The $1.4 million experiment to isolate novel genes involved in schizophrenia and other forms of psychosis is unique, says Assistant Professor Charles Nichols of the Louisiana State University Health Sciences Center New Orleans, who is working with his father, Purdue University medicinal chemistry and molecular pharmacology Professor David Nichols.
"Most models look (only) at rats, so what I'm trying to do is use fruit flies for a more efficient model of a neurochemistry that goes on in the brain," the younger Nichols told The (New Orleans) Times-Picayune.

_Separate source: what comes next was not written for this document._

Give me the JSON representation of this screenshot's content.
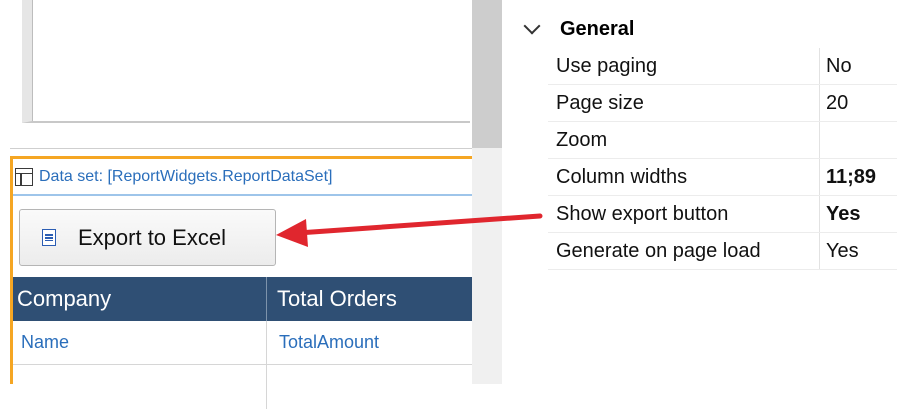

The senior Nichols will administer LSD, or lysergic acid diethylamide, to rats every two days for two months until they exhibit clear signs of schizophrenia, the newspaper said. he will then study their behavior and effects on their genes.
The younger Nichols will then give LSD to fruit flies, using the rats as a guide in mapping what genes are affected by the acid.
Nichols told the newspaper he chose fruit flies instead of more rats or mice for a second phase of testing because fruit fly genes are easier to identify.
Using flies is also more cost effective -- $10 a month to feed and maintain thousands of fruit flies compared with $1,000 a month to feed and care for less than 100 rats.
The grant, provided by the U.S. government's National Institute of Mental Health, will cover LSU and Purdue research costs for four years.